A game I played when I didn’t have anything else to do was to let the Walk/Do Not Walk traffic symbols guide me through the city. If as I was walking the Walk symbol was illuminated, I would continue straight if, however, ahead of me was a Do Not Walk symbol I would arbitrarily decide to turn left or right. One afternoon, while I was playing this game, I noticed that a blonde woman about my age and I had been walking together for quite some time and we sparked a conversation, I don’t remember her name now, but we maintained a friendship throughout my time in New York and for a few years after. Life soon got between us, but I do still think about her from time-to-time.
I found an apartment in Brooklyn. I was living directly across the street from the Brooklyn Museum. This was also the only apartment I had in New York where I would have rooftop access, and a beautiful view of the Midtown area.
Many Museums in New York had first or second or third Friday Nights and they would open the museums up there would be events, music, food the first one I experienced was at the Brooklyn Museum that I happened upon when I heard the noise coming from outside my apartment. I made it a point afterward to attend as many as I could throughout the different boroughs.
I lived in Brooklyn for a year. I moved in to a two-bedroom apartment on the Upper West side, on Broadway Street at 96th with a friend of mine, where I would live for another year.
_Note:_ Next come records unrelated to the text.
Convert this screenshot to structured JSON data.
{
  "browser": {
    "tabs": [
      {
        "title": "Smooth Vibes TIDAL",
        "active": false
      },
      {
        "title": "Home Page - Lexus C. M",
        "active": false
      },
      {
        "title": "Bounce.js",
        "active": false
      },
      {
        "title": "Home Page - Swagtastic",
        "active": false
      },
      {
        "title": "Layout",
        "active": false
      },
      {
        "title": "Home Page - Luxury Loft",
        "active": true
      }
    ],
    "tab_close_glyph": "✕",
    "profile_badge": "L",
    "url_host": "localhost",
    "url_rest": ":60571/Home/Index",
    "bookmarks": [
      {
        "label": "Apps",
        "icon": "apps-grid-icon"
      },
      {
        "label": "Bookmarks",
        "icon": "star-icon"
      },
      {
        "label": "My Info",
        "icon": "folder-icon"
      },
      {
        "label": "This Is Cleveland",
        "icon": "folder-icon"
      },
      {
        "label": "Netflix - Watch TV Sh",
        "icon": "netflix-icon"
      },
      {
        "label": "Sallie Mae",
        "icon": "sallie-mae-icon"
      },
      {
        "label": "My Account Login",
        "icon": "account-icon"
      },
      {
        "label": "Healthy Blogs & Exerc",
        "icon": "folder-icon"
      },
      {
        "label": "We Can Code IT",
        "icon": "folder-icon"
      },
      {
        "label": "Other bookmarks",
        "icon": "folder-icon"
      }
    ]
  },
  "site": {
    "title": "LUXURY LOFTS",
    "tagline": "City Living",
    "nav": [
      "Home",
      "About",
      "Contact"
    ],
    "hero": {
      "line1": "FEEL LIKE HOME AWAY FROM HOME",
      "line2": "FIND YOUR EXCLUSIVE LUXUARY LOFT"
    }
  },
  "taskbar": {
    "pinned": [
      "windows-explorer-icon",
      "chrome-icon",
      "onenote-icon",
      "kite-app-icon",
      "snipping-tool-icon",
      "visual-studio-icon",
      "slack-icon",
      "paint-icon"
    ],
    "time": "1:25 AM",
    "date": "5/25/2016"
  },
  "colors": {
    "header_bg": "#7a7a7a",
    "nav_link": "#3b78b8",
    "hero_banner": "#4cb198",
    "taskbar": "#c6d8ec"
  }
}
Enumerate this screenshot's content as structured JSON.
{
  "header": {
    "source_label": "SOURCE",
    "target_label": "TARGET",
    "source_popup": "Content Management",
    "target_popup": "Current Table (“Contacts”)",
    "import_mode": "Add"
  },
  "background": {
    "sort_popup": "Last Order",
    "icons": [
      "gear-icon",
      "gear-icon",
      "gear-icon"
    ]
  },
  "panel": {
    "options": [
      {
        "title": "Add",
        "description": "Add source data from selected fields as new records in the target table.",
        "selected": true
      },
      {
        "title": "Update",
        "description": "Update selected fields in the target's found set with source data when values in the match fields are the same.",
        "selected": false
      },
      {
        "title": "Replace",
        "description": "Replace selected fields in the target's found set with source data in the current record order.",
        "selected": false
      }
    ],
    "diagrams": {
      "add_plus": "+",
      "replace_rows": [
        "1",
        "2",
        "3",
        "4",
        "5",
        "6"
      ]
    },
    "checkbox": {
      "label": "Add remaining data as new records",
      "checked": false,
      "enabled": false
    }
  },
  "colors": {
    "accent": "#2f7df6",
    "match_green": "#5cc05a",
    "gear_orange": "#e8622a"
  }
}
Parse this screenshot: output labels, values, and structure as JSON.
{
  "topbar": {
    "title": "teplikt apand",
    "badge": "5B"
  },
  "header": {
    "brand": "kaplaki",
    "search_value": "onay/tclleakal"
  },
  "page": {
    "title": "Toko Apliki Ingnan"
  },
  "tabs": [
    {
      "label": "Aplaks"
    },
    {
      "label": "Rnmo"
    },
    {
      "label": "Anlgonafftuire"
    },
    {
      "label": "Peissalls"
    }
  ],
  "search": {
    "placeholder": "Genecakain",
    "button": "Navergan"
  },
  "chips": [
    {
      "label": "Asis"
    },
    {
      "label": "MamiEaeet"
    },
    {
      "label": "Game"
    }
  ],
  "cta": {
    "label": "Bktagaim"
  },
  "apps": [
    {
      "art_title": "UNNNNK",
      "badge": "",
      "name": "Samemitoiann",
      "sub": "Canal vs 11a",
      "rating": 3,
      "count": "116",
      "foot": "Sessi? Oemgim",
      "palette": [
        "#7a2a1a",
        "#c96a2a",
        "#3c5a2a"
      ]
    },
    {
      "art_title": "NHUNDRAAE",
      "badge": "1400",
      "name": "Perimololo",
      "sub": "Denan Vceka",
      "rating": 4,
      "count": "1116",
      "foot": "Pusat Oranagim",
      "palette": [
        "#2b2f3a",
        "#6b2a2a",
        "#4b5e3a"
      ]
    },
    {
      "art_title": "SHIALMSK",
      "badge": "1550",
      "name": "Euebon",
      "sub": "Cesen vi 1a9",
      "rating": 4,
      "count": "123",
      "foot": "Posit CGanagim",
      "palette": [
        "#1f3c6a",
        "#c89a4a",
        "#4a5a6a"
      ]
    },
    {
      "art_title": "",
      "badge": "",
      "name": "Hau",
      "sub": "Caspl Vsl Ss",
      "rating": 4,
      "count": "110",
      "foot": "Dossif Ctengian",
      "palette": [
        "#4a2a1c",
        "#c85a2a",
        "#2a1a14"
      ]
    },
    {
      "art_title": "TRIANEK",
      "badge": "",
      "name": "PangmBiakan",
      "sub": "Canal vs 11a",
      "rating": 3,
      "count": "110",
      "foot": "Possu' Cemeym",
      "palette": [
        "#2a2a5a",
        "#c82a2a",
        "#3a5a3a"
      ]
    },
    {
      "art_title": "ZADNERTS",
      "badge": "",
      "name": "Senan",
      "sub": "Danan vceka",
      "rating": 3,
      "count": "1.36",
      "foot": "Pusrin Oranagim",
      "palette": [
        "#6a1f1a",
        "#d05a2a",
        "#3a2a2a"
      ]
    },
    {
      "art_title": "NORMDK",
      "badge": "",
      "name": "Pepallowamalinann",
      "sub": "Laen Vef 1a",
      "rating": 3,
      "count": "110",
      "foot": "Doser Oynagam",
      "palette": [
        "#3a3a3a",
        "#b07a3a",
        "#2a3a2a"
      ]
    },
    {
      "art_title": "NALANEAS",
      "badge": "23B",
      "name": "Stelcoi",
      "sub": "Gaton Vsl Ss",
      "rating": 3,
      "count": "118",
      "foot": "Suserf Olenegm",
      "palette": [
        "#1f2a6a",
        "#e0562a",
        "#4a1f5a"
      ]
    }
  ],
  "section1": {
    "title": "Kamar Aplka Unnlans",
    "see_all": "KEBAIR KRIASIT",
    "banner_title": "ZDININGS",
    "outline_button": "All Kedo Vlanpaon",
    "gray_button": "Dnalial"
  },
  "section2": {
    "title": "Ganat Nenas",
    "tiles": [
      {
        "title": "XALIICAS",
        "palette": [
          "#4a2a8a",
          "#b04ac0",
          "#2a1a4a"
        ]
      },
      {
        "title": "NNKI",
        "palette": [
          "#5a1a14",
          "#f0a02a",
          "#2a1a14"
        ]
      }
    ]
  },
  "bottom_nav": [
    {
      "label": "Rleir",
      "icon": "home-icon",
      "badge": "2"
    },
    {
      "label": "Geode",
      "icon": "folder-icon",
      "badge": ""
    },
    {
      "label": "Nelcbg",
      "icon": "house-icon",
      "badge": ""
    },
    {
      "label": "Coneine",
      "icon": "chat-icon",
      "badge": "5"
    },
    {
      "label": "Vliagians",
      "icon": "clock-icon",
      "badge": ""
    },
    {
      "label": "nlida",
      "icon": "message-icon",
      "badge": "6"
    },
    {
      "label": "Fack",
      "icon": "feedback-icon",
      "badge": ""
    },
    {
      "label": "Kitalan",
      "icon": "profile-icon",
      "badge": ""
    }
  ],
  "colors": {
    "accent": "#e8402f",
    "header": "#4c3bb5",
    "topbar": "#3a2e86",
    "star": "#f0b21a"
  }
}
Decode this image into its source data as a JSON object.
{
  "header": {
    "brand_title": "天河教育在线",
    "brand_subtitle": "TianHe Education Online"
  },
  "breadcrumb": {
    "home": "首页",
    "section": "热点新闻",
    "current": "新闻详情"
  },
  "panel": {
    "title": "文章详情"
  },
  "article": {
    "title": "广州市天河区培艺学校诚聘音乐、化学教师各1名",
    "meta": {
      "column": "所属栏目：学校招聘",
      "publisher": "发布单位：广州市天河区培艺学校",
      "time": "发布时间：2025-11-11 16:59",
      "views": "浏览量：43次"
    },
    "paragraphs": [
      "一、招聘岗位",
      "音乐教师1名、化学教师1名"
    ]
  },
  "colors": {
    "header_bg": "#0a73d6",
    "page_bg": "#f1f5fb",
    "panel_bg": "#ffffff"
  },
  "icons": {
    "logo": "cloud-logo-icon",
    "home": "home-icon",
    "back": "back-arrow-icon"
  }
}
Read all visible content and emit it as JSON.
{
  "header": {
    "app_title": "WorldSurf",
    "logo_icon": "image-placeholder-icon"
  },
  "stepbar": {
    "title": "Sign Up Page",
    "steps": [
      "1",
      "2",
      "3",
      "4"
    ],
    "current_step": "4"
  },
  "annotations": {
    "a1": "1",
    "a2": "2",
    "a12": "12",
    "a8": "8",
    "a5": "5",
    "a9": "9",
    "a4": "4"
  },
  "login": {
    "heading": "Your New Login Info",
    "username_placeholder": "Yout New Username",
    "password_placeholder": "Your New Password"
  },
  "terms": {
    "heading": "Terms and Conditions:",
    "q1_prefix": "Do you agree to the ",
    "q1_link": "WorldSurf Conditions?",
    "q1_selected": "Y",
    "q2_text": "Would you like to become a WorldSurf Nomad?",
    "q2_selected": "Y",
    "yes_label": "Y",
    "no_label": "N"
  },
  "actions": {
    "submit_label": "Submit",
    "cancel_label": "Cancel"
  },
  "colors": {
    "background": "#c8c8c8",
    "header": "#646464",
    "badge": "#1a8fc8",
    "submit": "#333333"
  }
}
Following that I had a very short stint in Washington Heights before spending the next two years in Parkchester, in the Bronx.
So, I ended up not too far from where I would start, in the Bronx not but several short blocks from the apartment that wouldn’t be, across from the Bronx Zoo & Botanical Gardens.
I was glad to have that experience, being homeless in New York City. There is very little, at this point in my life, that I cannot do because there’s very little that I haven’t done. And, much of life is shadowed with a fear of the things we haven’t done, coupled with the fear of failure.